Let me start with my current setup, and then explain what I am trying to achieve. We are using NHibernate and trying to implement the IRepository/IUnitOfWork pattern with Ninject. It should ideally work generically for whatever application is using the code, whether is ASP.Net, WCF or something else.
IUnitOfWork
public interface IUnitOfWork
{
object Add(object obj);//all other supported CRUD operations we want to expose
void Commit();
void Rollback();
}
UnitOfWork
public class UnitOfWork : IUnitOfWork
{
private readonly ISessionFactory _sessionFactory;
private readonly ISession _session;
private readonly ITransaction _transaction;
public UnitOfWork(ISessionFactory sessionFactory)
{
_sessionFactory = sessionFactory;
_session = _sessionFactory.OpenSession();
_transaction = _session.BeginTransaction();
}
public object Add(object obj)
{
return _session.Save(obj);
}
public void Commit()
{
if(!_transaction.IsActive)
{throw new Exception("some error");}
_transaction.Commit();
}
public void Rollback()
{
if (!_transaction.IsActive)
{
throw new Exception("some other error");
}
_transaction.Rollback();
}
}
IRepository
public interface IRepository<TEntity, TId> where TEntity : class
{
TId Add(TEntity item);//add other missing CRUD operations
}
GenericRepository
public class GenericRepository<TEntity, TId> : IRepository<TEntity, TId>
where TEntity : class
{
public TId Add(TEntity item)
{
throw new NotImplementedException();
}
}
I am using Ninject as my IOC container. The goal is to reuse the same IUnitOfWork for the life cycle of the creating of the UnitOfWork. I want the life cycle that is implemented to work no matter what the calling application is, or else I would have just used InRequestScope like most suggestions online. I was able to do something like this:
//constructor
public MyService(IUnitOfWork uow, IRepository<User, int> userRepo, IRepository<Cat, int> catRepo)
{
_uow = uow; _userRepo = userRepo; _catRepo = catRepo;
}
//method in same class
public void DoSomeWork()
{
_userRepo.Add(someUser);
_catRepo.Add(someCat);
_uow.Commit();
//rollback on error
}
And my bindings are set up like:
Bind<IUnitOfWork>.To<UnitOfWork>().InCallScope();
Bind(typeof(IRepository<,>)).To(typeof(GenericRepository<,>));
And this binding configuration actually works for the above MyService
, it will create the UnitOfWork once in the constructor and it will use that same UnitOfWork for the IRepo impls as well, no matter how many layers down they may actually be.

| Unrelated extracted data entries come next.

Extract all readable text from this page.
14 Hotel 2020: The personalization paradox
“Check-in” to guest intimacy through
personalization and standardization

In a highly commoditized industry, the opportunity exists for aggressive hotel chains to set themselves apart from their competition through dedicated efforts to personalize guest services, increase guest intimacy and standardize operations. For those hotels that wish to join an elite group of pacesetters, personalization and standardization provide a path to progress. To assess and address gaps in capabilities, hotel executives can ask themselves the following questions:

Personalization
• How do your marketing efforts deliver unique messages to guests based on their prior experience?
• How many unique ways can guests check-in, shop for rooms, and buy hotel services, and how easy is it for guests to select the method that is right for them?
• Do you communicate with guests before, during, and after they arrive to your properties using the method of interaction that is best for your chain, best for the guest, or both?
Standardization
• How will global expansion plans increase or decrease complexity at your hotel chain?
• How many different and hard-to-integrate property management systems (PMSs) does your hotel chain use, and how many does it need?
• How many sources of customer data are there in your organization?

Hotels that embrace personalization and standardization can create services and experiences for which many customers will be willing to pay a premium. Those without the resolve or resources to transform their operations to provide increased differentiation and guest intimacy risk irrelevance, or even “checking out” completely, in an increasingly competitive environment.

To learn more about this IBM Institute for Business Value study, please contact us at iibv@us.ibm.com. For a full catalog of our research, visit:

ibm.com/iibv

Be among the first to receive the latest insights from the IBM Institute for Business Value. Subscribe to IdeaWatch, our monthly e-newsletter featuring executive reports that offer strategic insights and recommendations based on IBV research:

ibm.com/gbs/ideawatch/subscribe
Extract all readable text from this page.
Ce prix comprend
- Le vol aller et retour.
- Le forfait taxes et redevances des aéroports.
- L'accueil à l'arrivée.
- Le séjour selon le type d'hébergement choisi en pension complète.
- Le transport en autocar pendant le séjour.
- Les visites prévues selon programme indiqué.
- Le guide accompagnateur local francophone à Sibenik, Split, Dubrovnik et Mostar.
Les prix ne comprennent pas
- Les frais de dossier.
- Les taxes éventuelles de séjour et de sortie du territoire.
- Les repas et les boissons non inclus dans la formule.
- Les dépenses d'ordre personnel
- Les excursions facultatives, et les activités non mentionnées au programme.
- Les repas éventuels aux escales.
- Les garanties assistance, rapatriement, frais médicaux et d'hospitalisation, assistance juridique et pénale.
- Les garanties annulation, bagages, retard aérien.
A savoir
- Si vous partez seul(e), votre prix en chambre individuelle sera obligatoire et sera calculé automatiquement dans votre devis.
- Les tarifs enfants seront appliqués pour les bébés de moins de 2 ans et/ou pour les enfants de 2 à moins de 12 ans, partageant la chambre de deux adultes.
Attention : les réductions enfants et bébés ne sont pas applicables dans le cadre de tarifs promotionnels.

But what I would like to be able to do is hide the IUnitOfWork away from the applications altogether. I would rather provide some TransactionAttribute that can be placed on top of a method and it will create the IUnitOfWork on entry and that same instance will be injected to all any future requests for an IUnitOfWork within the scope of the TransactionAttribute. And it would take care of committing and rollingback accordingly. So the previous code would become something like this:
//constructor
public MyService(IRepository<User, int> userRepo, IRepository<Cat, int> catRepo)
{
_uow = uow; _userRepo = userRepo; _catRepo = catRepo;
}
//method in same class
[Transaction]
public void DoSomeWork()
{
_userRepo.Add(someUser);
_catRepo.Add(someCat);
}
Is there any kind of binding setup I can do that will enable me to mark a method with a [Transaction] like this? I am open to some minor restructuring of the IUnitOfWork and IRepository stuff, and the Service layer code is just scrap code so I can be very flexible there.